Долго Геня стоял с открытым ртом, так долго, что в рот залетел комар. Геня долго отплевывался.

– Отцы! – вымолвил он. – Вот это отцы так отцы! Вот почему вы долго живете, вот разгадка: вам нервы кино и телевизор не исковеркали. И радио не слушаешь?

– И радио не слушаю. И книг, и газет, Генечка, не читаю, только священные, только житийные.

– Комаров много, – сказал Геня, – я бы еще раз рот открыл. Да-а. А вон туда, – он показал к горизонту, – там лес Сергановщина, знаешь название?

– Знаю.

– Правда ли, там человека убили, плохо закопали, фосфор разошелся, и по лесу свет с тех пор ходит. Ты бы не побоялся туда один пойти? Я бы забоялся.

– Как же так? И телевизор смотришь, и кино, и забоялся бы?

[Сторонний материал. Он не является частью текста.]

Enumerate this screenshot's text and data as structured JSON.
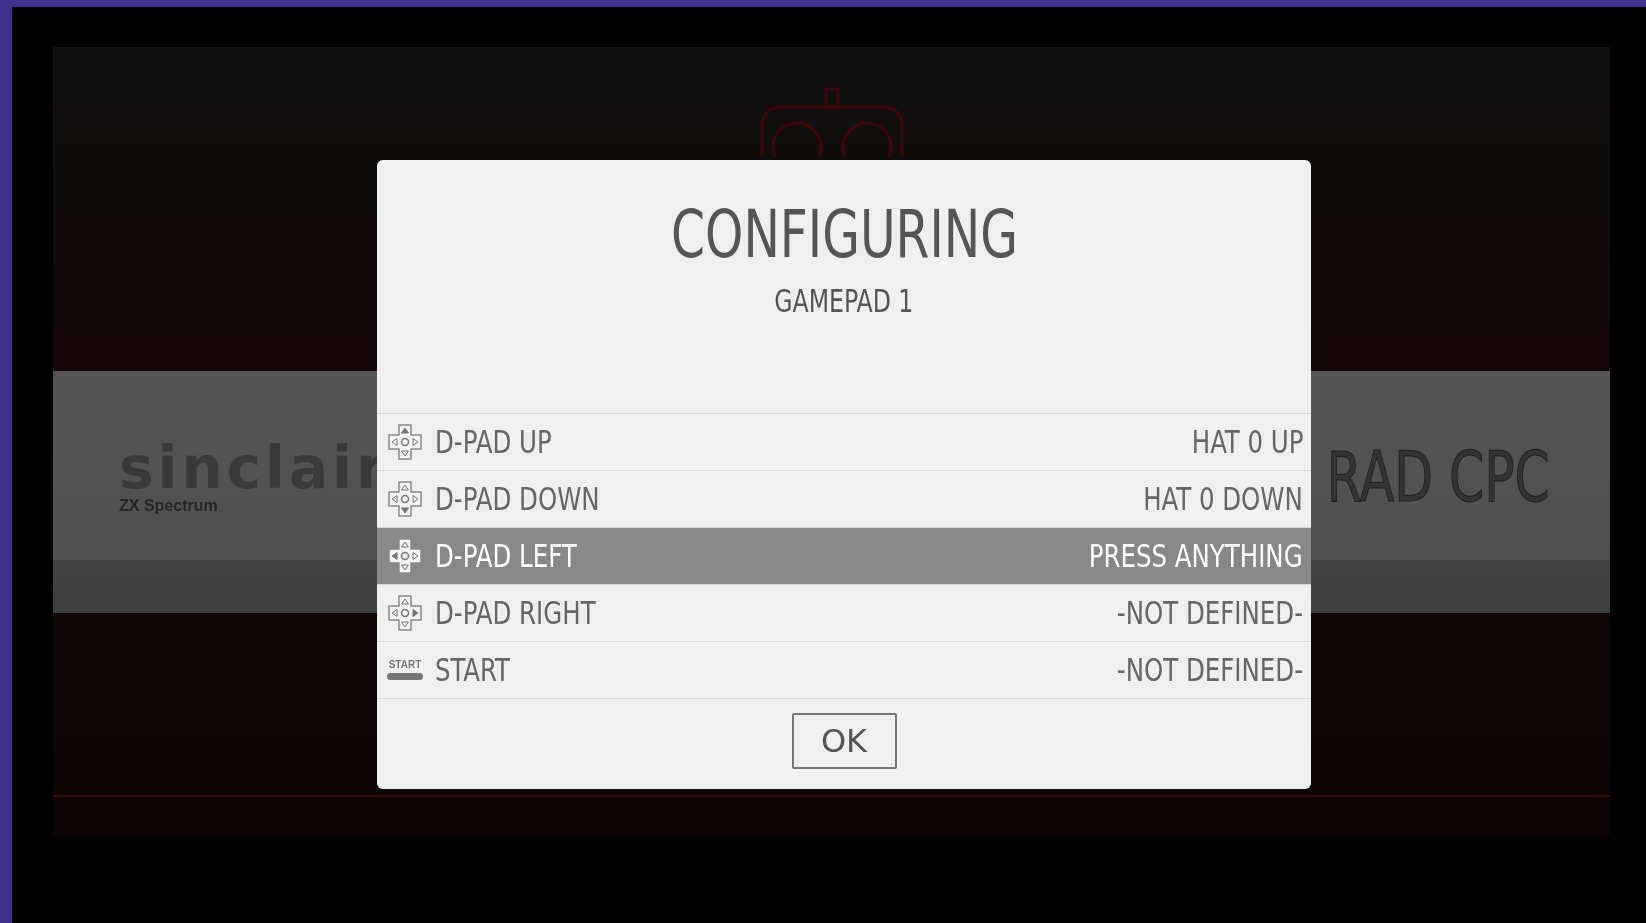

– Неужели ты ни разу в жизни в кино не ходил?

– Ни разу, Геня.

– И газет не читал?

– Нет.

– Это мне, дядя Коля, наверное, не дошурупить. И так и живешь?

– Так и живу.

Рая и Анна в самом деле уже начинали сильно беспокоиться.

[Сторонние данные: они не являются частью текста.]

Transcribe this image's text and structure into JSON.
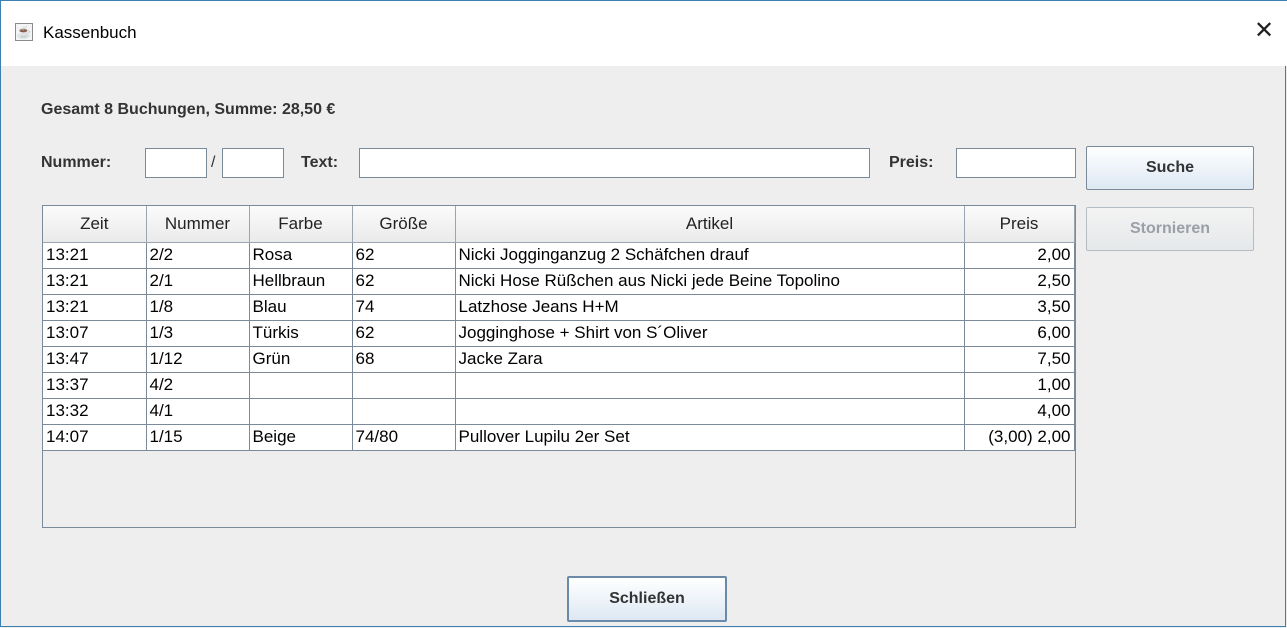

Геню ждали две новости, одна хорошая, другая плохая. Хорошая явилась в образе Толи Петровича, который, скорее всего, так и не вставал из-за стола. Он закричал Гене:

– Привет вредителю сельского хозяйства!

На что Геня, воспрянув, радостно отвечал, что набрал целое ведро колорадских жуков, что отошлет завтра в Америку в обмен на валюту и что вообще пора добиваться права Аляски на самоопределение.

Вторая новость была для Гени плохая. Нина, забрав сына, уехала дневным автобусом, и Гене предлагалось следовать ее примеру.

– Ни за что! – закричал Геня. – Отпуск есть конституционное право, за меня все депутаты борются. От ведь! Ей плохо становится, когда мне хорошо. Доказать? Я же не пил огромными периодами, она веселеет: «Ах, Генат, – Генатом зовет, – ах, Генат, я так молодею, я такая счастливая, мне хочется хорошо выглядеть, мне хочется хорошо одеться». Это значит: Гена, вперед, на мины, ордена потом, вкалывай, Гена, денежки нужны, одеваться захотелось! Петрович, что, у тебя разве не так же?..

Братенники наказали дяде Коле произвести ревизию сенокосного инвентаря. Вот они выполнят еще кое-что по своей программе и тогда займутся программой продовольственной. И удалились. Николай Иванович хотел пойти к себе полежать немного, но его остановила Анна, жена Арсени:

– Вы ведь мне деверь, Николай Иванович.

– Конечно, деверь, Анна.

– Вы поняли, какую он бессовестность городит, от людей стыдно.

Николай Иванович взглянул на невестку, та увела глаза.

– Совсем ни к чему бывает, – осудила Арсеню и Рая. – Неужели опять кричал, что ему за тебя пить пришлось, а Алеше воевать, а отцу и Грише погибнуть? Неужели так говорил?